If it is used even once, then you have agreed to their terms for your entire rental. I once rented a car in MDW airport for 3 weeks of business in Michigan (which has no tolls). I went through one toll on the way back to the airport, and threw in coins to the bin. But the tag had already read. This triggered over a $100 charge on my bill (back before the $30 cap).
If you do nothing, the rental car tag will operate preferentially to other payment methods. That is, transponder goes first, and then it fails over to "pay by plate".
Pay by plate
You will have to do this in every state you cross, since I have not found any evidence that pay-by-plate data interchanges across states. And look at the maps closely - Eastern states are not squares or hexagons, and have lots of narrow little "gerrymander" salients where you're in West Virginia for 20km for no apparent reason.
You can set up a payment account for any of the states (i.e. each of the states).
Some people bristle at "yet another account and password to remember". So many states allow quasi-anonymous "no account" setups, where you tell it "this credit card agrees to pay tools for this plate between these dates" (you pick; you can pick 1-2 days prior making yourself responsible for recent tolls, and up to 30 days in the future.) However, since they are "accountless", you cannot revoke it e.g. if the car has a problem and you swap cars. You also are entirely "in the blind", you cannot log in and query the account to make sure everything worked.

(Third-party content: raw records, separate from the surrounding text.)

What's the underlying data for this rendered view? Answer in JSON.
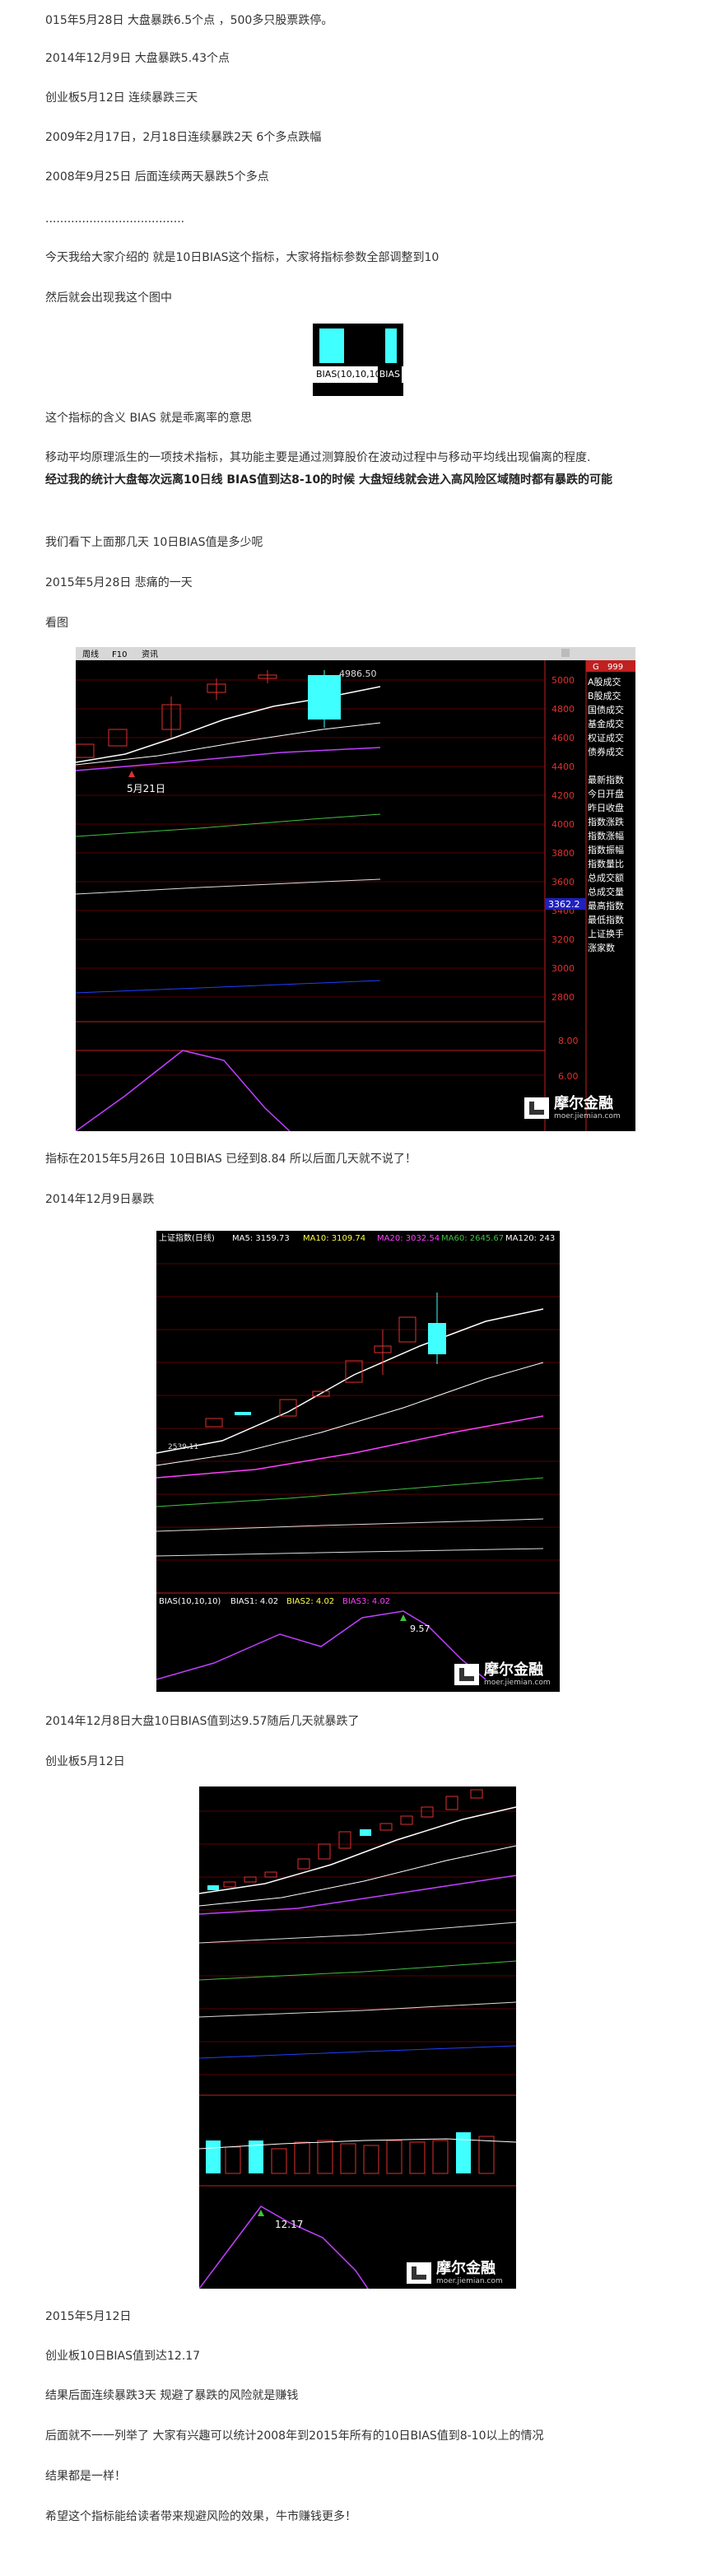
{
  "paragraphs": {
    "p1": "015年5月28日 大盘暴跌6.5个点 ，500多只股票跌停。",
    "p2": "2014年12月9日 大盘暴跌5.43个点",
    "p3": "创业板5月12日 连续暴跌三天",
    "p4": "2009年2月17日，2月18日连续暴跌2天 6个多点跌幅",
    "p5": "2008年9月25日 后面连续两天暴跌5个多点",
    "p6": "......................................",
    "p7": "今天我给大家介绍的 就是10日BIAS这个指标，大家将指标参数全部调整到10",
    "p8": "然后就会出现我这个图中",
    "p9": "这个指标的含义 BIAS 就是乖离率的意思",
    "p10": "移动平均原理派生的一项技术指标，其功能主要是通过测算股价在波动过程中与移动平均线出现偏离的程度.",
    "p11": "经过我的统计大盘每次远离10日线 BIAS值到达8-10的时候 大盘短线就会进入高风险区域随时都有暴跌的可能",
    "p12": "我们看下上面那几天 10日BIAS值是多少呢",
    "p13": "2015年5月28日 悲痛的一天",
    "p14": "看图",
    "p15": "指标在2015年5月26日 10日BIAS 已经到8.84 所以后面几天就不说了！",
    "p16": "2014年12月9日暴跌",
    "p17": "2014年12月8日大盘10日BIAS值到达9.57随后几天就暴跌了",
    "p18": "创业板5月12日",
    "p19": "2015年5月12日",
    "p20": "创业板10日BIAS值到达12.17",
    "p21": "结果后面连续暴跌3天 规避了暴跌的风险就是赚钱",
    "p22": "后面就不一一列举了 大家有兴趣可以统计2008年到2015年所有的10日BIAS值到8-10以上的情况",
    "p23": "结果都是一样！",
    "p24": "希望这个指标能给读者带来规避风险的效果，牛市赚钱更多！"
  },
  "small_image": {
    "label": "BIAS(10,10,10)",
    "label2": "BIAS"
  },
  "chart1": {
    "menu": [
      "周线",
      "F10",
      "资讯"
    ],
    "high_label": "4986.50",
    "date_label": "5月21日",
    "price_ticks": [
      "5000",
      "4800",
      "4600",
      "4400",
      "4200",
      "4000",
      "3800",
      "3600",
      "3400",
      "3200",
      "3000",
      "2800"
    ],
    "current_value": "3362.2",
    "bias_ticks": [
      "8.00",
      "6.00"
    ],
    "side_header": "999",
    "side_items": [
      "A股成交",
      "B股成交",
      "国债成交",
      "基金成交",
      "权证成交",
      "债券成交",
      "",
      "最新指数",
      "今日开盘",
      "昨日收盘",
      "指数涨跌",
      "指数涨幅",
      "指数振幅",
      "指数量比",
      "总成交额",
      "总成交量",
      "最高指数",
      "最低指数",
      "上证换手",
      "涨家数"
    ],
    "watermark": "摩尔金融",
    "watermark_sub": "moer.jiemian.com"
  },
  "chart2": {
    "header": {
      "title": "上证指数(日线)",
      "ma5": "MA5: 3159.73",
      "ma10": "MA10: 3109.74",
      "ma20": "MA20: 3032.54",
      "ma60": "MA60: 2645.67",
      "ma120": "MA120: 243"
    },
    "low_label": "2539.11",
    "bias_header": {
      "title": "BIAS(10,10,10)",
      "b1": "BIAS1: 4.02",
      "b2": "BIAS2: 4.02",
      "b3": "BIAS3: 4.02"
    },
    "peak_label": "9.57",
    "watermark": "摩尔金融",
    "watermark_sub": "moer.jiemian.com"
  },
  "chart3": {
    "peak_label": "12.17",
    "watermark": "摩尔金融",
    "watermark_sub": "moer.jiemian.com"
  },
  "colors": {
    "up": "#e03030",
    "down": "#40ffff",
    "bias": "#c040ff",
    "ma_white": "#ffffff",
    "ma_yellow": "#ffff40",
    "ma_green": "#40c040"
  }
}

(Which is fairly pointless anyway, since converting the surveillance photo into a license plate number takes a couple of days at least. Understand these toll agencies are VERY disorganized, and cannot give you timely answers about license plate scans. But at least with an account, there is something to log into in order to check. The toll tag really works better in this regard.
Is there a way to get a toll tag without high costs?
Man, they make it hard... but Yes.
You will be traveling entirely in EZ-Pass territory. This system interchanges among all participating states. Have an EZ-Pass in one, all will honor your toll tag. (Typically with "tag read" discounts too!)
However, many states have high monthly fees or sell you the transponder, making it too costly for out-of-region travelers.
Pennsylvania is the winner here. They have only a $3 annual fee. Further, the upfront charge of $38 is entirely credited to your account as $35 of toll credit + $3 annual fee.
The toll discounts afforded by your own toll tag more than cover a few years of annual fee. Again, the rental car does not give you those discounts, they pocket them. They rebill you full-boat toll.
You will enter Pennsylvania as you head south from Buffalo. There are several ways to get toll tags or a tagless account. They say if you buy your kit at a 3rd party e.g. Giant or Weis, it can take 1-2 days for the toll tag to fully work. I got my tag directly from a state-run automated kiosk, and it took effect immediately. Try state Welcome Centers if you can find one. (If you buy it inside the Turnpike system, e.g. at a service plaza, the tag did not record your entry obviously. Exit at a human cashier, they will sort it out.)
I can affirm that my Penna. EZ-Pass toll tag works in every EZ-Pass state.